To turn a profit you will likely have to sacrifice some growth potential but to maximise profit, you will have to stop growing altogether. If your business is a size you’re happy with, this may be the way to go.
When maximising growth, it helps to keep fixed costs low. When maximising profit, both fixed and flexible costs must be kept to a minimum.
The upsides of maximising profit:
- If your company is profitable you are more likely to get acquisition from a larger business.
- If you’re not looking to sell the business, high-profit margins will also attract the attention of investors who are seeking instant returns and long-term profits.
- You will also have more negotiating power with investors as you are not reliant on their contribution, making your equity more valuable.
- As you aren’t reliant on investment, you can keep more equity and have more control over the direction of your business.
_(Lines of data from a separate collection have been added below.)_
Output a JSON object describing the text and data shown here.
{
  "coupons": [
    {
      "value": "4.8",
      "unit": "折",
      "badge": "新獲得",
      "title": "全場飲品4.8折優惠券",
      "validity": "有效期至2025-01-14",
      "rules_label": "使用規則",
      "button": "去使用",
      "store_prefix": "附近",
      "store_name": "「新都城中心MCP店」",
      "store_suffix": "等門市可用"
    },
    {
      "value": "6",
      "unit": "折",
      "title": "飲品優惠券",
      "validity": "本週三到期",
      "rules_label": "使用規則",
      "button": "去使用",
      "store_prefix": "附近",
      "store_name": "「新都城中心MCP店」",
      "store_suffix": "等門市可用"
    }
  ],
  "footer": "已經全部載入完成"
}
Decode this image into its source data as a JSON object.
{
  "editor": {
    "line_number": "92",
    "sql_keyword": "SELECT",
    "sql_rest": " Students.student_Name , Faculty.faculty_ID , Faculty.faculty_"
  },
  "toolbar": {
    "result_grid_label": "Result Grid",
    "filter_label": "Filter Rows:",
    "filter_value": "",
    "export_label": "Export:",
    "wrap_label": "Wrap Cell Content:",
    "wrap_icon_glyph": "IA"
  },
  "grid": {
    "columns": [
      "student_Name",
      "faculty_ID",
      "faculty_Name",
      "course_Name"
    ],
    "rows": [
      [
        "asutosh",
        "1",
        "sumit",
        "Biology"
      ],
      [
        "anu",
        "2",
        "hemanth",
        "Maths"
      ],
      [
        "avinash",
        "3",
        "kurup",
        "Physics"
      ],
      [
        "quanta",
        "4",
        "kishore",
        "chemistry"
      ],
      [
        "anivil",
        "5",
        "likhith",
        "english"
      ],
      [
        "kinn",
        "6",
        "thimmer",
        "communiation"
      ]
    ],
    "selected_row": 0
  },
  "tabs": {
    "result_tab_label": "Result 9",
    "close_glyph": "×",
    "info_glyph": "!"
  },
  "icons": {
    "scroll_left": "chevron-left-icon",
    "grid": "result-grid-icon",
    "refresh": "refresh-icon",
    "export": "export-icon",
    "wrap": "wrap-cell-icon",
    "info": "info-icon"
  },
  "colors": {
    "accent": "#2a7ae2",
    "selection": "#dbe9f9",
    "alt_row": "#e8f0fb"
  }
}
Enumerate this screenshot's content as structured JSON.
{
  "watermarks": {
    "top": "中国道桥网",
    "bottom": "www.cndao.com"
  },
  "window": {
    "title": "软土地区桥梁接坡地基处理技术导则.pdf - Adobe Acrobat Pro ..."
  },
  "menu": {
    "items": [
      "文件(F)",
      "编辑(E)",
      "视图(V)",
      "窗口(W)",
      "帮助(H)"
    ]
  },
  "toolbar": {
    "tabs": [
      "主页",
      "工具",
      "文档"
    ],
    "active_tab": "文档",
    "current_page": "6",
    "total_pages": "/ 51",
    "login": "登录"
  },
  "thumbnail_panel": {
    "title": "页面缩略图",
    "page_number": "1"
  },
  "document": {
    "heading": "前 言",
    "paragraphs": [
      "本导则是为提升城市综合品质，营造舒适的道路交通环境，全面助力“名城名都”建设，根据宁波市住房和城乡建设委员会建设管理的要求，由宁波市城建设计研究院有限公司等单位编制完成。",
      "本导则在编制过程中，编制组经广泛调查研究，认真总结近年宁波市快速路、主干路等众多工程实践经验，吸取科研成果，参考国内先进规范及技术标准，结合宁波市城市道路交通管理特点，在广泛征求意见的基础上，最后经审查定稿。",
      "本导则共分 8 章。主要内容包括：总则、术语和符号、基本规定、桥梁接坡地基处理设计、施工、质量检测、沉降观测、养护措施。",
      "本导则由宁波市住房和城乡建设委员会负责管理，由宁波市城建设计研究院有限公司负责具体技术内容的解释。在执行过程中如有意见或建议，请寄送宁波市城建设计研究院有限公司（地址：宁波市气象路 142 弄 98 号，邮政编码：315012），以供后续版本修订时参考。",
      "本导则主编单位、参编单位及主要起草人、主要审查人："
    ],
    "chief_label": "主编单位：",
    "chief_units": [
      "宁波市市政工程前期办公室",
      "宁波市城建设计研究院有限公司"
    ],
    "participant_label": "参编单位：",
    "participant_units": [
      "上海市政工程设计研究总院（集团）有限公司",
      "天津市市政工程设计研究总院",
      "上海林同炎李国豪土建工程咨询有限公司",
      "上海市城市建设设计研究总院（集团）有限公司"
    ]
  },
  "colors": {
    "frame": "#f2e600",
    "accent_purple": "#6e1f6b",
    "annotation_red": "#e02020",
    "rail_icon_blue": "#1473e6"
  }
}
The downsides of maximising profit:
- If you are not focusing on growth, but rather on profit, then you may be outgrown by a competitor who is willing to sacrifice their margins in order to get more market share.
- Without strong growth targets, it can be hard to attract the large portion of VCs who are looking for disruptive tech unicorns that can produce fast returns.
- In funding rounds, your business will also have lower valuations as your growth potential is not as great.
- Innovation can be stunted by cost-cutting in the name of profit. Competitors who are willing to incur higher costs in order to improve their product or service will likely be able to disrupt your model.